We are more lucky with the formatting of more recent PDFs from this century and can extract parallel data from them with the help of alignment tools. As long as we don't have to translate historical documents, the more recent documents are more relevant for our evaluation anyway.

Aligning PDF Files

There are quite a few options to align translated pairs of PDF files. In no particular order:  commercial tools like Terminotix Document Alignment Tools, SDL Trados Studio and Stingray Document Aligner and open source tools like OmegaT, LF Aligner and bitext2tmx.
To manually align the data without spending too much time we need three things from the alignment tool:
  1. High-quality extraction of text and text flow from the PDF
  2. High-quality automated sentence pre-alignment to reduce the manual alignment work
  3. A user interface that allows to efficiently review and correct the automatic pre-alignment
Any of these three factors has a big impact on the work required. Even if an alignment tool is great in all three factors, manual alignment is most likely only cost efficient for small data sets, such as the MT evaluation data we are creating. For the alignment of larger corpora needed for MT training we need fully automated sentence alignment which we'll cover in a future post. Fortunately we can use the data set we produce here to evaluate automated sentence alignment!

LF Aligner

We use LF Aligner, which is quite good for the automated pre-alignment and has a good alignment UI. It falters a bit in the text extraction of our PDF files. To compensate for this, we first convert the PDF files to plain text using Microsoft Word and then align the plain text files using LF Aligner 4.1:

For manual alignment we need to be familiar with both languages. Not to the degree of a translator, but we need to be able to identify translations to correct the pre-alignment by merging, splitting, moving around and deleting sentences.
In most cases we will align one sentence in the source language with another sentence in the target language. Sometimes translators decide to translate one sentence with several sentences or even merge multiple sentences into one sentence in the target language - so it is possible to get 1:M and N:1 alignments. With current MT systems it is quite unlikely that an MT system would do the same, but our evaluation set should reflect what the MT system should do, not what we expect from current technology. We'll discuss the impact of this in the upcoming blog post on evaluation.

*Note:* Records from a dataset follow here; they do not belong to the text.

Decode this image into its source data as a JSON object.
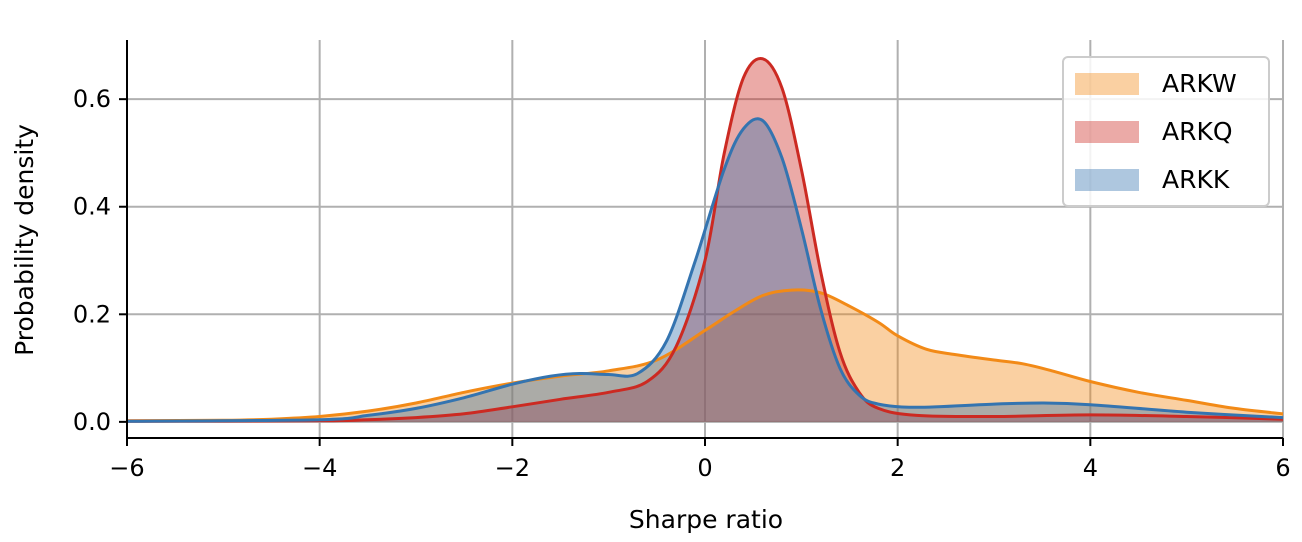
{
  "chart_data": {
    "type": "area",
    "title": "",
    "xlabel": "Sharpe ratio",
    "ylabel": "Probability density",
    "xlim": [
      -6,
      6
    ],
    "ylim": [
      -0.03,
      0.71
    ],
    "xticks": [
      -6,
      -4,
      -2,
      0,
      2,
      4,
      6
    ],
    "xtick_labels": [
      "−6",
      "−4",
      "−2",
      "0",
      "2",
      "4",
      "6"
    ],
    "yticks": [
      0.0,
      0.2,
      0.4,
      0.6
    ],
    "ytick_labels": [
      "0.0",
      "0.2",
      "0.4",
      "0.6"
    ],
    "grid": true,
    "legend_position": "top-right",
    "series": [
      {
        "name": "ARKW",
        "line_color": "#f28a17",
        "fill_color": "#f9bd82",
        "x": [
          -6,
          -5,
          -4.5,
          -4,
          -3.5,
          -3,
          -2.5,
          -2,
          -1.5,
          -1,
          -0.5,
          0,
          0.3,
          0.6,
          0.9,
          1.2,
          1.5,
          1.8,
          2,
          2.3,
          2.6,
          3,
          3.3,
          3.6,
          4,
          4.5,
          5,
          5.5,
          6
        ],
        "y": [
          0.002,
          0.003,
          0.005,
          0.01,
          0.02,
          0.035,
          0.055,
          0.072,
          0.085,
          0.095,
          0.115,
          0.17,
          0.205,
          0.235,
          0.245,
          0.24,
          0.215,
          0.185,
          0.16,
          0.135,
          0.125,
          0.115,
          0.108,
          0.095,
          0.075,
          0.055,
          0.04,
          0.025,
          0.015
        ]
      },
      {
        "name": "ARKQ",
        "line_color": "#cc2a22",
        "fill_color": "#e8a3a2",
        "x": [
          -6,
          -4,
          -3.5,
          -3,
          -2.5,
          -2,
          -1.5,
          -1,
          -0.6,
          -0.3,
          0,
          0.2,
          0.4,
          0.6,
          0.8,
          1.0,
          1.2,
          1.4,
          1.6,
          1.8,
          2.2,
          3,
          4,
          5,
          6
        ],
        "y": [
          0.001,
          0.002,
          0.004,
          0.008,
          0.015,
          0.028,
          0.042,
          0.055,
          0.075,
          0.14,
          0.3,
          0.5,
          0.64,
          0.675,
          0.62,
          0.47,
          0.28,
          0.13,
          0.055,
          0.025,
          0.012,
          0.01,
          0.013,
          0.01,
          0.005
        ]
      },
      {
        "name": "ARKK",
        "line_color": "#3474b0",
        "fill_color": "#a8c6e0",
        "x": [
          -6,
          -4,
          -3.5,
          -3,
          -2.5,
          -2,
          -1.6,
          -1.3,
          -1,
          -0.7,
          -0.4,
          -0.1,
          0.2,
          0.4,
          0.6,
          0.8,
          1.0,
          1.2,
          1.4,
          1.6,
          1.8,
          2.2,
          3,
          3.5,
          4,
          5,
          6
        ],
        "y": [
          0.001,
          0.004,
          0.012,
          0.025,
          0.045,
          0.07,
          0.085,
          0.09,
          0.088,
          0.09,
          0.15,
          0.3,
          0.47,
          0.545,
          0.56,
          0.49,
          0.36,
          0.21,
          0.1,
          0.05,
          0.033,
          0.027,
          0.033,
          0.035,
          0.032,
          0.018,
          0.008
        ]
      }
    ]
  }
}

We align four different speeches (documents 29633, 29634, 29639 and 29758) by former World Bank president Robert Zoellick.

OmegaT Aligner

We align the most recently added speech by Robert Zoellick - document 31126 - using OmegaT 4.1.5_04_Beta:

OmegaT does very well on the PDF text extraction and pre-alignment. Its alignment UI is very similar to LF Aligner and very functional. The only drawback of the pre-alignment is that the alignment time increases exponentially with the document size, luckily our documents aren't too long. 

Statistics and TMX Files

It took us a little over two hours to align the 1330 segments - the size we are looking for in an MT evaluation set. An experienced aligner can certainly work much faster. The output of the alignment are TMX files that can be downloaded here.

Conclusion

The data set we created has many uses:
  • evaluation set for MT engines - we'll use it for this in the next blog post
  • evaluation set to judge quality of automated sentence alignment - topic of a future blog post
  • translation memory - as such quite small
  • terminology extraction
  • ... 
So even though we have to put a bit of work into aligning documents, we can gain a lot of learning and efficiency out of it over time. We just need make sure to select and align the documents most relevant in short and long term.